The study, based on an evaluation of patients who were tested by a healthcare system in Milwaukee, also found that those living in poverty had a nearly four-fold increased risk for the catching the virus compared to those in middle- and high-income households.
"Milwaukee is one of the most segregated cities in the U.S., [and] race and poverty run in parallel with other factors that may increase person-to-person spread of the virus," study co-author Dr. Silvia Munoz-Price told UPI.
These "other factors" include living in crowded households, being unable to self-isolate because of their role as "essential" workers and the regular use of mass transportation, according to Munoz-Price, a professor of medicine at Froedtert Health and the Medical College of Wisconsin.
"Additionally, minorities have higher burden of other medical conditions that may increase their risk for more severe COVID-19 disease triggering hospitalization," she said.
A separate analysis also published Friday by JAMA Network Open, highlighted that last point, in that COVID-19 patients with chronic kidney disease were greater than 50% more likely to die from the virus than otherwise healthy individuals.
In addition, obese patients had a roughly 40% higher risk for death from the virus, while patients with heart disease and diabetes prior to getting infected had a 20% higher risk, the data showed.
Black Americans are at increased risk for all of these health problems compared to other racial and ethnic groups, according Dr. Madhur K. Garg, an oncologist at Montefiore Medical Center.
Through Friday morning, nearly 7 million Americans had been infected with COVID-19, based on estimates from Johns Hopkins University, which has been tracking the global pandemic.
People of color in the United States have been disproportionately affected, with higher rates of infection and hospitalization, research suggests.
The findings by Munoz-Price and her colleagues were based on an analysis of nearly 2,600 people who came to their Milwaukee-based health system for COVID-19 testing between March 12 and 31.
Fourteen percent tested positive for the virus, and 46% of those infected were Black Americans, the data showed.
In addition, "the location of patients' residences was strongly associated with testing positive for COVID-19," with those living in poorer neighborhoods -- based on household income data for ZIP codes within the city -- at increased risk for "getting admitted to the hospital" because of the virus, Munoz-Price said.

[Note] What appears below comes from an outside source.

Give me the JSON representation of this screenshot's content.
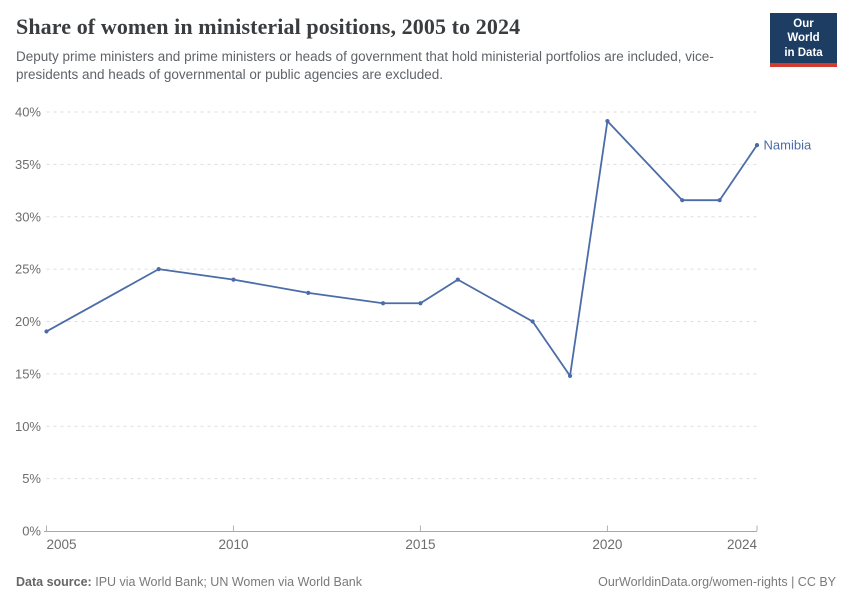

Garg and his colleagues based their findings on nearly 6,000 patients with the virus who were treated at the Montefiore Medical Center in the Bronx, N.Y., between March 14 and April 15.
Of these patients, 33% were Black American and 32% were Hispanic American, researchers. said.
Although the percentage of COVID-19 patients at the hospital who died from the disease was roughly the same across all racial and ethnic groups -- between 16% and 20% -- Black American and Hispanic American patients were more likely to have at least two chronic health conditions prior to getting infected -- 40% and 34% -- than White American patients, at 28%, the data showed.
Perhaps as a result, Black American patients were more likely to require treatment in the intensive care unit for COVID-19 than their White American counterparts.
"The Bronx was the worst-hit of New York City's five boroughs, and here we saw an increased infection rate and hospitalization rate among ethnic minorities," Garg said.
However, "the fact they had more underlying health conditions is the most important factor," he said.